Other sessions on day three covered fiscal and monetary policy, economic method, microeconomics, inequality, and a panel on politicized capital markets. David Howden offered a new look at money using a taxonomy for financial assets based on their redeemability across two dimensions: time and exchange value (at-par or market). Laura Davidson spoke on how important precise definitions are for economic concepts like marginal utility, money demand and supply, and interest.

Some of the papers and projects presented will surely become the cutting edge in research from the Austrian school of thought, if they haven’t already. Paper presentations and comments from colleagues are common to all academic conferences, however.
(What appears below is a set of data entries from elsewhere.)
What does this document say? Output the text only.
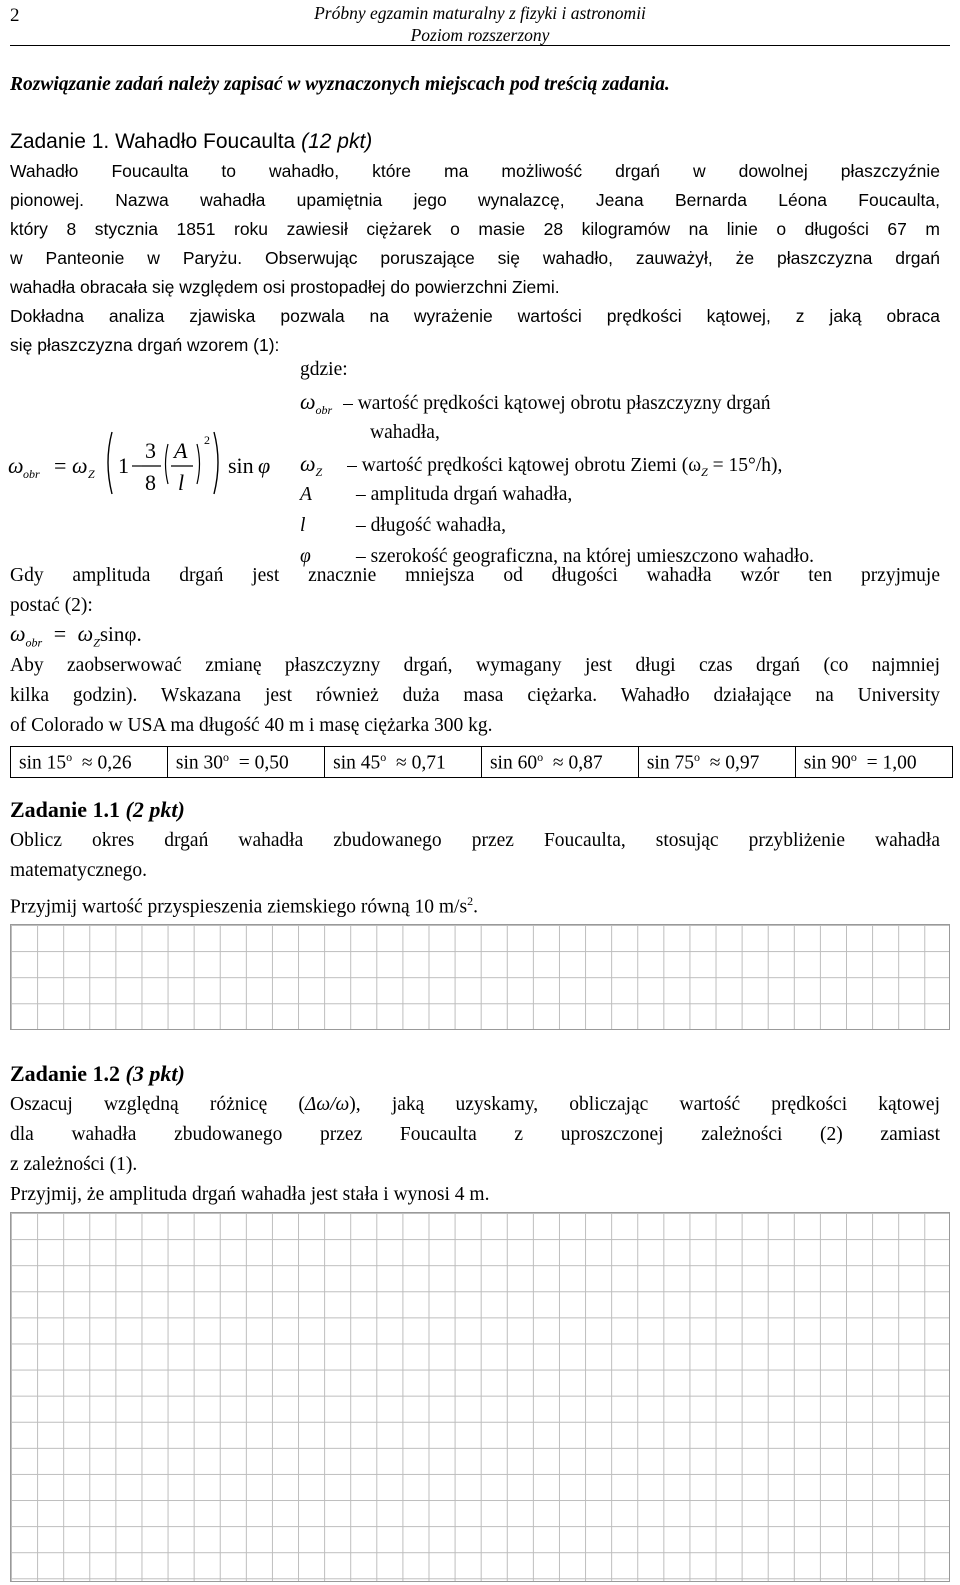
2	Próbny egzamin maturalny z fizyki i astronomii
Poziom rozszerzony
Rozwiązanie zadań należy zapisać w wyznaczonych miejscach pod treścią zadania.
Zadanie 1. Wahadło Foucaulta (12 pkt)
Wahadło Foucaulta to wahadło, które ma możliwość drgań w dowolnej płaszczyźnie
pionowej. Nazwa wahadła upamiętnia jego wynalazcę, Jeana Bernarda Léona Foucaulta,
który 8 stycznia 1851 roku zawiesił ciężarek o masie 28 kilogramów na linie o długości 67 m
w Panteonie w Paryżu. Obserwując poruszające się wahadło, zauważył, że płaszczyzna drgań
wahadła obracała się względem osi prostopadłej do powierzchni Ziemi.
Dokładna analiza zjawiska pozwala na wyrażenie wartości prędkości kątowej, z jaką obraca
się płaszczyzna drgań wzorem (1):
gdzie:
$\omega_{obr}$ – wartość prędkości kątowej obrotu płaszczyzny drgań
wahadła,
$\omega_Z$ – wartość prędkości kątowej obrotu Ziemi $(\omega_Z = 15^\circ/h)$,
A – amplituda drgań wahadła,
l	– długość wahadła,
φ – szerokość geograficzna, na której umieszczono wahadło.
ω obr = ω Z 1
3
8
A
l
2
sin φ
Gdy amplituda drgań jest znacznie mniejsza od długości wahadła wzór ten przyjmuje
postać (2):
$\omega_{obr} = \omega_Z\sin\varphi$.
Aby zaobserwować zmianę płaszczyzny drgań, wymagany jest długi czas drgań (co najmniej
kilka godzin). Wskazana jest również duża masa ciężarka. Wahadło działające na University
of Colorado w USA ma długość 40 m i masę ciężarka 300 kg.
$\sin 15^o \approx 0,26$	$\sin 30^o = 0,50$	$\sin 45^o \approx 0,71$	$\sin 60^o \approx 0,87$	$\sin 75^o \approx 0,97$	$\sin 90^o = 1,00$
Zadanie 1.1 (2 pkt)
Oblicz okres drgań wahadła zbudowanego przez Foucaulta, stosując przybliżenie wahadła
matematycznego.
Przyjmij wartość przyspieszenia ziemskiego równą 10 $m/s^2$.
Zadanie 1.2 (3 pkt)
Oszacuj względną różnicę (Δω/ω), jaką uzyskamy, obliczając wartość prędkości kątowej
dla wahadła zbudowanego przez Foucaulta z uproszczonej zależności (2) zamiast
z zależności (1).
Przyjmij, że amplituda drgań wahadła jest stała i wynosi 4 m.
What sets the AERC apart is the material shared and the attitude of those in attendance. The presenters can’t just throw a few variables together and report statistical correlations, hoping their colleagues find it curious. Austrian economics has at its core strictly causal relationships and genuine applicability to the real world, so the standard for research is much higher. The Austrian Economics Research Conference is one of those crucial steps in the research process where that standard is tested.